The incident during which Jaspal, one of Shah’s former friends stabbed him with a knife at a restaurant, finds mention in Shah’s autobiography And Then One Day: A Memoir.
Shah writes in the book that Puri, who passed away recently following a cardiac arrest, had jumped across their dinner table, subdued the attacker to prevent further strikes, took Shah to the hospital in a police van, and saved his life.
“While the shooting for Bhumika (1977) was on, Om and I were in the middle of dinner when Jaspal, whom I had kept well away from for some time now, also entered and greeted Om. We ignored each other but, eyes fixed on me, he passed to sit on another table behind me, so I thought.
“After a while, I was reminded of his presence by what felt like a short sharp punch in the middle of my back. I started to rise, wearily preparing myself for another free-for-all. Before I could move, Om with a strangled cry lunged at something behind me. I turned to see Jaspal holding a small knife, its point dripping blood, his hand raised to strike again, and Om and two others grappling to subdue him,” he narrates the episode in the book .
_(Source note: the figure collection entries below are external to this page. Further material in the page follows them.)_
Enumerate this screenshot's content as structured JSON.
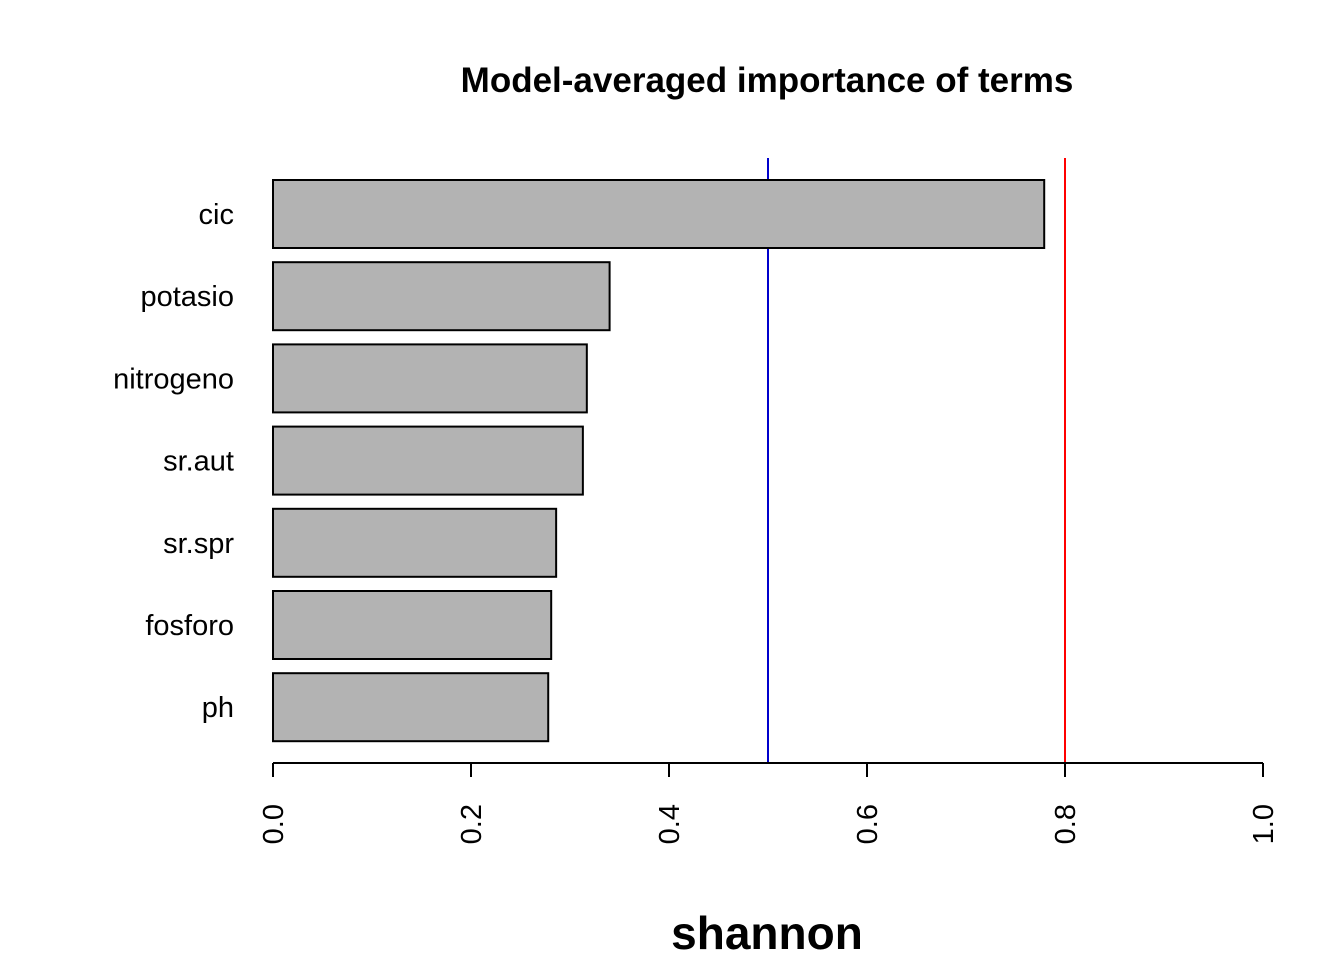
{
  "chart_data": {
    "type": "bar",
    "orientation": "horizontal",
    "title": "Model-averaged importance of terms",
    "xlabel": "shannon",
    "ylabel": "",
    "categories": [
      "cic",
      "potasio",
      "nitrogeno",
      "sr.aut",
      "sr.spr",
      "fosforo",
      "ph"
    ],
    "values": [
      0.779,
      0.34,
      0.317,
      0.313,
      0.286,
      0.281,
      0.278
    ],
    "xlim": [
      0,
      1
    ],
    "xticks": [
      "0.0",
      "0.2",
      "0.4",
      "0.6",
      "0.8",
      "1.0"
    ],
    "tick_values": [
      0,
      0.2,
      0.4,
      0.6,
      0.8,
      1.0
    ],
    "reference_lines": [
      {
        "value": 0.5,
        "color": "#0000cc"
      },
      {
        "value": 0.8,
        "color": "#ff0000"
      }
    ],
    "bar_color": "#b3b3b3",
    "bar_border": "#000000",
    "grid": false,
    "legend": "none"
  }
}
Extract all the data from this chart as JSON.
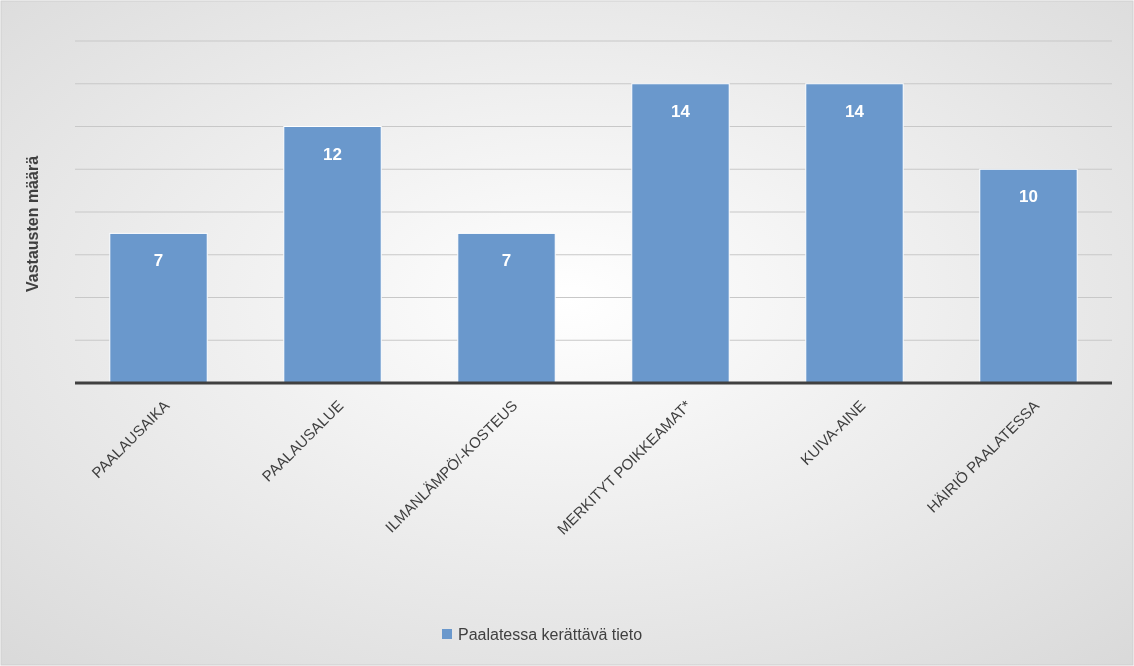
{
  "chart_data": {
    "type": "bar",
    "ylabel": "Vastausten määrä",
    "categories": [
      "PAALAUSAIKA",
      "PAALAUSALUE",
      "ILMANLÄMPÖ/-KOSTEUS",
      "MERKITYT POIKKEAMAT*",
      "KUIVA-AINE",
      "HÄIRIÖ PAALATESSA"
    ],
    "series": [
      {
        "name": "Paalatessa kerättävä tieto",
        "color": "#6a98cc",
        "values": [
          7,
          12,
          7,
          14,
          14,
          10
        ]
      }
    ],
    "ylim": [
      0,
      16
    ],
    "yticks": [
      {
        "value": 0,
        "label": null
      },
      {
        "value": 2,
        "label": null
      },
      {
        "value": 4,
        "label": null
      },
      {
        "value": 6,
        "label": null
      },
      {
        "value": 8,
        "label": null
      },
      {
        "value": 10,
        "label": null
      },
      {
        "value": 12,
        "label": null
      },
      {
        "value": 14,
        "label": null
      },
      {
        "value": 16,
        "label": null
      }
    ],
    "tick_labels": "x",
    "grid": "y",
    "data_labels": true,
    "legend": "bottom"
  }
}
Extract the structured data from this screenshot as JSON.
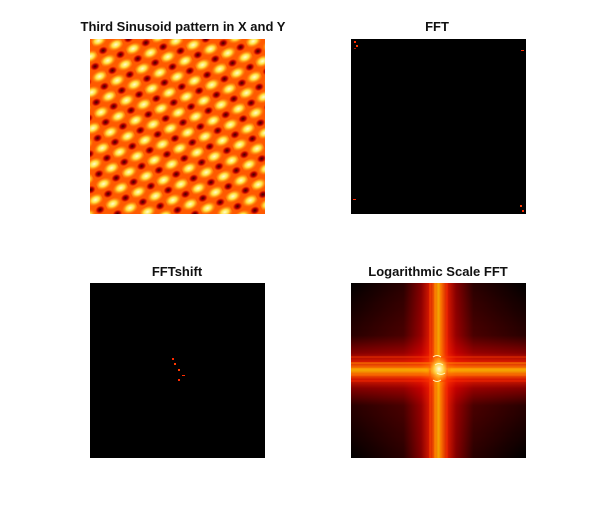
{
  "figure": {
    "panels": [
      {
        "title": "Third Sinusoid pattern in X and Y",
        "content": "sinusoid-pattern"
      },
      {
        "title": "FFT",
        "content": "fft-raw"
      },
      {
        "title": "FFTshift",
        "content": "fft-shifted"
      },
      {
        "title": "Logarithmic Scale FFT",
        "content": "fft-log"
      }
    ]
  },
  "colors": {
    "background": "#000000",
    "hot_red": "#ff2a00",
    "hot_orange": "#ff9a00",
    "hot_yellow": "#ffff60",
    "hot_white": "#fffff0"
  }
}
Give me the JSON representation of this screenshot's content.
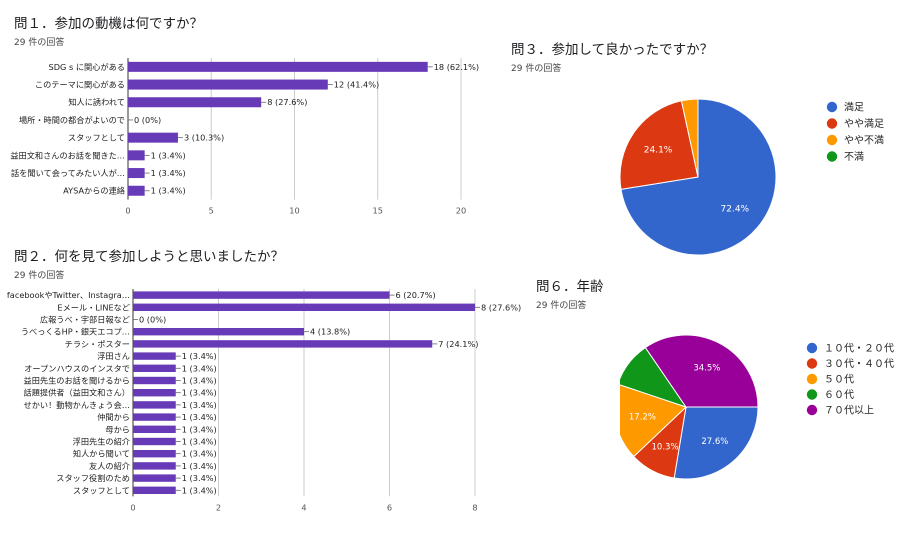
{
  "colors": {
    "bar": "#673ab7",
    "axis": "#555555",
    "grid": "#cccccc",
    "text": "#222222",
    "pie_blue": "#3366cc",
    "pie_red": "#dc3912",
    "pie_orange": "#ff9900",
    "pie_green": "#109618",
    "pie_purple": "#990099"
  },
  "chart_data": [
    {
      "id": "q1",
      "type": "bar",
      "orientation": "horizontal",
      "title": "問１．参加の動機は何ですか？",
      "subtitle": "29 件の回答",
      "categories": [
        "SDG s に関心がある",
        "このテーマに関心がある",
        "知人に誘われて",
        "場所・時間の都合がよいので",
        "スタッフとして",
        "益田文和さんのお話を聞きた…",
        "話を聞いて会ってみたい人が…",
        "AYSAからの連絡"
      ],
      "values": [
        18,
        12,
        8,
        0,
        3,
        1,
        1,
        1
      ],
      "value_labels": [
        "18 (62.1%)",
        "12 (41.4%)",
        "8 (27.6%)",
        "0 (0%)",
        "3 (10.3%)",
        "1 (3.4%)",
        "1 (3.4%)",
        "1 (3.4%)"
      ],
      "xlim": [
        0,
        20
      ],
      "xticks": [
        "0",
        "5",
        "10",
        "15",
        "20"
      ],
      "grid": true
    },
    {
      "id": "q2",
      "type": "bar",
      "orientation": "horizontal",
      "title": "問２．何を見て参加しようと思いましたか？",
      "subtitle": "29 件の回答",
      "categories": [
        "facebookやTwitter、Instagra…",
        "Eメール・LINEなど",
        "広報うべ・宇部日報など",
        "うべっくるHP・銀天エコプ…",
        "チラシ・ポスター",
        "浮田さん",
        "オープンハウスのインスタで",
        "益田先生のお話を聞けるから",
        "話題提供者（益田文和さん）",
        "せかい！動物かんきょう会…",
        "仲間から",
        "母から",
        "浮田先生の紹介",
        "知人から聞いて",
        "友人の紹介",
        "スタッフ役割のため",
        "スタッフとして"
      ],
      "values": [
        6,
        8,
        0,
        4,
        7,
        1,
        1,
        1,
        1,
        1,
        1,
        1,
        1,
        1,
        1,
        1,
        1
      ],
      "value_labels": [
        "6 (20.7%)",
        "8 (27.6%)",
        "0 (0%)",
        "4 (13.8%)",
        "7 (24.1%)",
        "1 (3.4%)",
        "1 (3.4%)",
        "1 (3.4%)",
        "1 (3.4%)",
        "1 (3.4%)",
        "1 (3.4%)",
        "1 (3.4%)",
        "1 (3.4%)",
        "1 (3.4%)",
        "1 (3.4%)",
        "1 (3.4%)",
        "1 (3.4%)"
      ],
      "xlim": [
        0,
        8
      ],
      "xticks": [
        "0",
        "2",
        "4",
        "6",
        "8"
      ],
      "grid": true
    },
    {
      "id": "q3",
      "type": "pie",
      "title": "問３．参加して良かったですか？",
      "subtitle": "29 件の回答",
      "labels": [
        "満足",
        "やや満足",
        "やや不満",
        "不満"
      ],
      "values": [
        72.4,
        24.1,
        3.4,
        0
      ],
      "slice_labels": [
        "72.4%",
        "24.1%",
        "",
        ""
      ],
      "colors": [
        "#3366cc",
        "#dc3912",
        "#ff9900",
        "#109618"
      ],
      "start": "top",
      "direction": "clockwise",
      "legend": "right"
    },
    {
      "id": "q6",
      "type": "pie",
      "title": "問６．年齢",
      "subtitle": "29 件の回答",
      "labels": [
        "１０代・２０代",
        "３０代・４０代",
        "５０代",
        "６０代",
        "７０代以上"
      ],
      "values": [
        27.6,
        10.3,
        17.2,
        10.3,
        34.5
      ],
      "slice_labels": [
        "27.6%",
        "10.3%",
        "17.2%",
        "",
        "34.5%"
      ],
      "colors": [
        "#3366cc",
        "#dc3912",
        "#ff9900",
        "#109618",
        "#990099"
      ],
      "start": "right",
      "direction": "clockwise",
      "legend": "right"
    }
  ]
}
As a debilitated Shah struggled with pain, Puri dealt with Jaspal and argued with the hotel manager who refused Shah to be taken to the hospital until the police arrived.
“Om returned to inform me that Jaspal had been taken to the kitchen and was being given the treatment. He wanted to take me to a doctor but was thwarted by the restaurant staff refusing to let us move till the police arrived.
“A sizeable crowd had collected by now, the muscle in my back was beginning to go into spasm, blood was soaking my shirt back and had begun its progress down my trouser seat,” Shah writes in the book.
He recalls how Puri had riled the policemen by climbing into the police van without permission before the Ishqiya actor was taken to the hospital in a bleeding condition.
“Om made the cardinal error of climbing in as well without permission and managed to rile the boss-man, thereby asking the cops to be gentle with me. He was ordered to get off and after considerable pleading with the goon in charge was allowed to stay. Neither of us had an idea where we were headed but I prayed it was not the police station.
“The bleeding had not seized, the pain was getting intense and these cops obviously had not quite understood the situation. After a few cursory questions to us, and some garbled transmissions over the radio in Marathi, we arrived at Cooper Hospital in Juhu,” the memoir notes.
Shah said he was thankful to his “guardian angel” that Puri was present during the incident to take charge and save his life.
Both actors, who were among the most prominent faces of the ‘new wave cinema’(1980s), not only worked together in several films like Maqbool and Jaane Bhi Do Yaaron, but also studied together at the National School of Drama (NSD) and Pune’s Film and Television Institute (FTII).